In mid-October 2014, StopHam activists became accomplices in the fight against organized demolition of garages in the Timiryazevsky district of Moscow associated with the construction of a 35-story elite residential complex “DIHANIE”. So, one of the district's Garage Complexes underwent mechanized demolition by people in balaclavas without prior warning. Activists who came to the defense were brutally beaten and injured as a result of the use of pepper spray. Chugunov himself received six injuries and was hospitalized. According to the final data, the Garage Complexes were demolished.

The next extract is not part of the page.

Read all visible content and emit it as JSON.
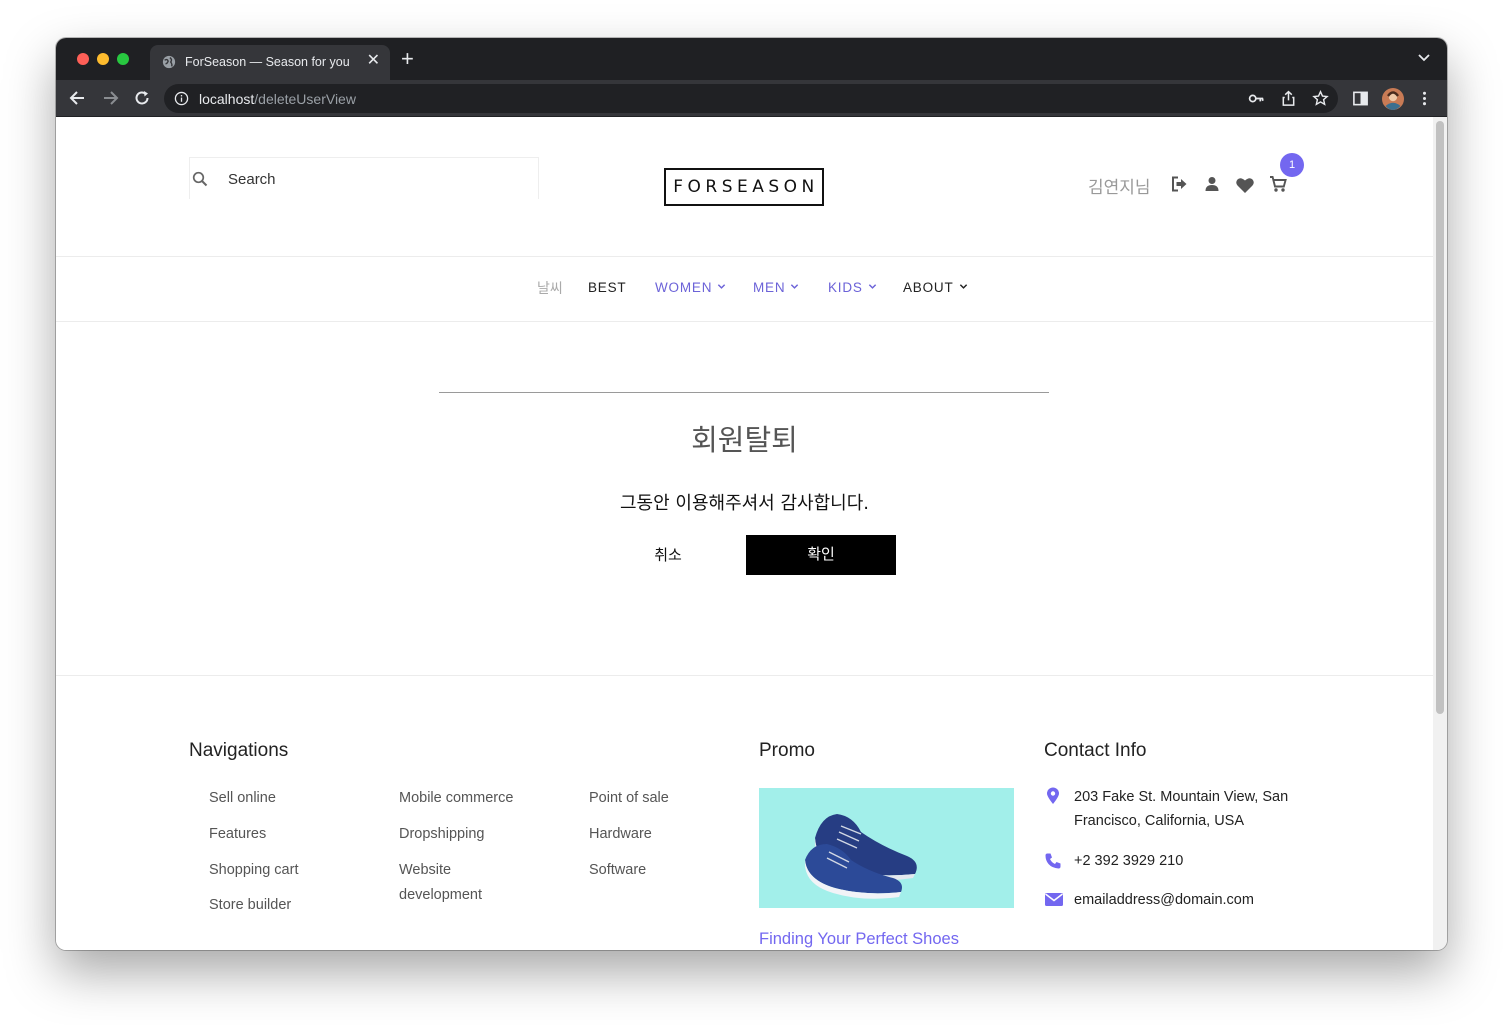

On February 10, 2015, seven StopHam activists were brutally beaten and robbed by a group of people who arrived at the crime scene in four cars in St. Petersburg. The incident occurred near the house number 26/1 on Dachny Avenue. As a result of the attack, activists needed medical attention, and three of them - two young people and one girl - were hospitalized with moderate injuries. The attack was filmed on camera by a nearby car. On that fact, the Ministry of Internal Affairs of St. Petersburg opened a criminal case under Part 2 of Article 116 of the Criminal Code of the Russian Federation.

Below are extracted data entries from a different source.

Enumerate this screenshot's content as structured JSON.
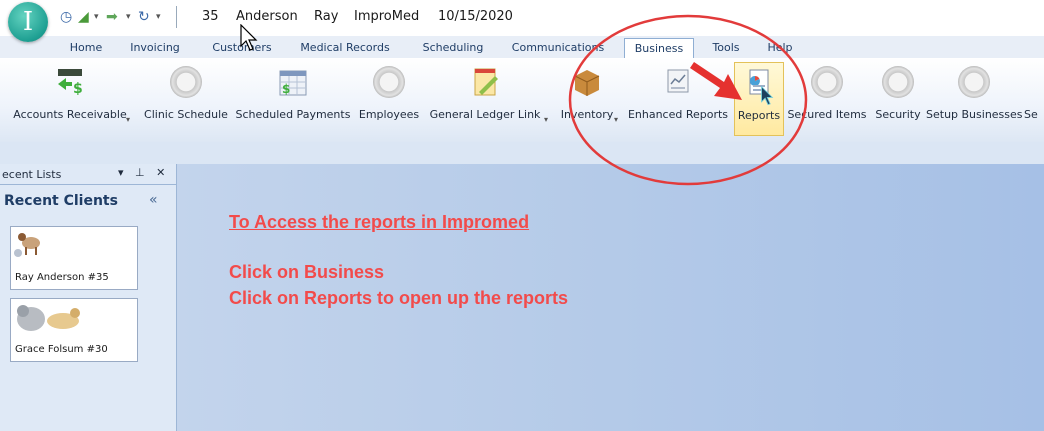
{
  "title_bar": {
    "app_letter": "I",
    "record_number": "35",
    "last_name": "Anderson",
    "first_name": "Ray",
    "app_name": "ImproMed",
    "date": "10/15/2020"
  },
  "tabs": [
    "Home",
    "Invoicing",
    "Customers",
    "Medical Records",
    "Scheduling",
    "Communications",
    "Business",
    "Tools",
    "Help"
  ],
  "active_tab": "Business",
  "ribbon": {
    "accounts_receivable": "Accounts Receivable",
    "clinic_schedule": "Clinic Schedule",
    "scheduled_payments": "Scheduled Payments",
    "employees": "Employees",
    "general_ledger_link": "General Ledger Link",
    "inventory": "Inventory",
    "enhanced_reports": "Enhanced Reports",
    "reports": "Reports",
    "secured_items": "Secured Items",
    "security": "Security",
    "setup_businesses": "Setup Businesses",
    "cut_off": "Se"
  },
  "left_panel": {
    "header": "ecent Lists",
    "header_buttons": "▾ ⊥ ✕",
    "section_title": "Recent Clients",
    "collapse_glyph": "«",
    "clients": [
      "Ray Anderson #35",
      "Grace Folsum #30"
    ]
  },
  "instructions": {
    "title": "To Access the reports in Impromed",
    "line1": "Click on Business",
    "line2": "Click on Reports to open up the reports"
  },
  "colors": {
    "annotation_red": "#f24b4b",
    "ribbon_highlight": "#ffe9a0",
    "workspace_blue": "#b4cae8"
  }
}
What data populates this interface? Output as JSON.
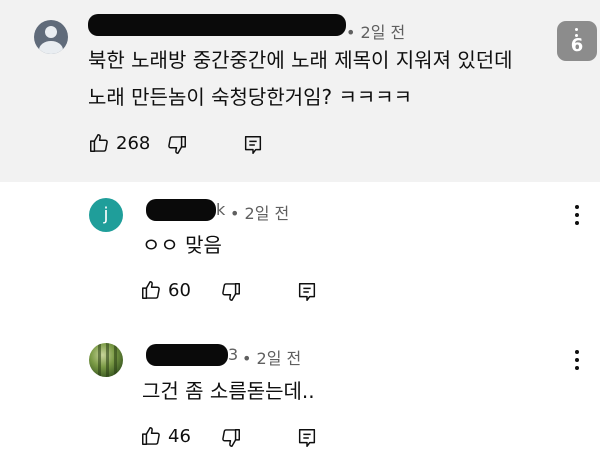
{
  "comment": {
    "meta": "• 2일 전",
    "line1": "북한 노래방 중간중간에 노래 제목이 지워져 있던데",
    "line2": "노래 만든놈이 숙청당한거임? ㅋㅋㅋㅋ",
    "likes": "268",
    "badge": "6"
  },
  "replies": [
    {
      "avatar_letter": "j",
      "name_suffix": "k",
      "meta": "• 2일 전",
      "text": "ㅇㅇ 맞음",
      "likes": "60"
    },
    {
      "avatar_icon": "bamboo-avatar",
      "name_suffix": "3",
      "meta": "• 2일 전",
      "text": "그건 좀 소름돋는데..",
      "likes": "46"
    }
  ],
  "icons": {
    "like": "thumbs-up-icon",
    "dislike": "thumbs-down-icon",
    "reply": "reply-icon",
    "more": "more-vert-icon"
  }
}
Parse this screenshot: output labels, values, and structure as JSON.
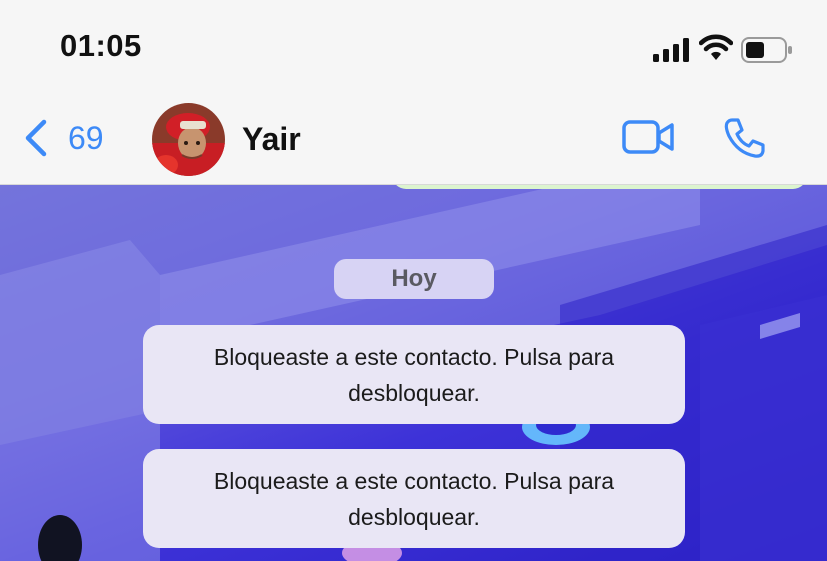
{
  "status": {
    "time": "01:05"
  },
  "header": {
    "back_count": "69",
    "contact_name": "Yair"
  },
  "chat": {
    "date_label": "Hoy",
    "messages": [
      {
        "text": "Bloqueaste a este contacto. Pulsa para desbloquear."
      },
      {
        "text": "Bloqueaste a este contacto. Pulsa para desbloquear."
      }
    ]
  },
  "colors": {
    "accent": "#3d8af7",
    "header_bg": "#f6f6f6",
    "bubble_bg": "#e9e6f5"
  }
}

On February 26, 2016 in Petrozavodsk, as a result of the StopHam raid, one of the drivers on whose car the project sticker was pasted attacked activists with a knife, wounded one in the shoulder, and then fled the scene. The police quickly detained a suspect who, having traveled a short distance, tore the sticker off the windshield with the same knife. On the fact of the attack on the activist, a criminal case was instituted under part 2 of article 115 of the Criminal Code of the Russian Federation: “Intentionally causing minor harm to health from hooligan motives”.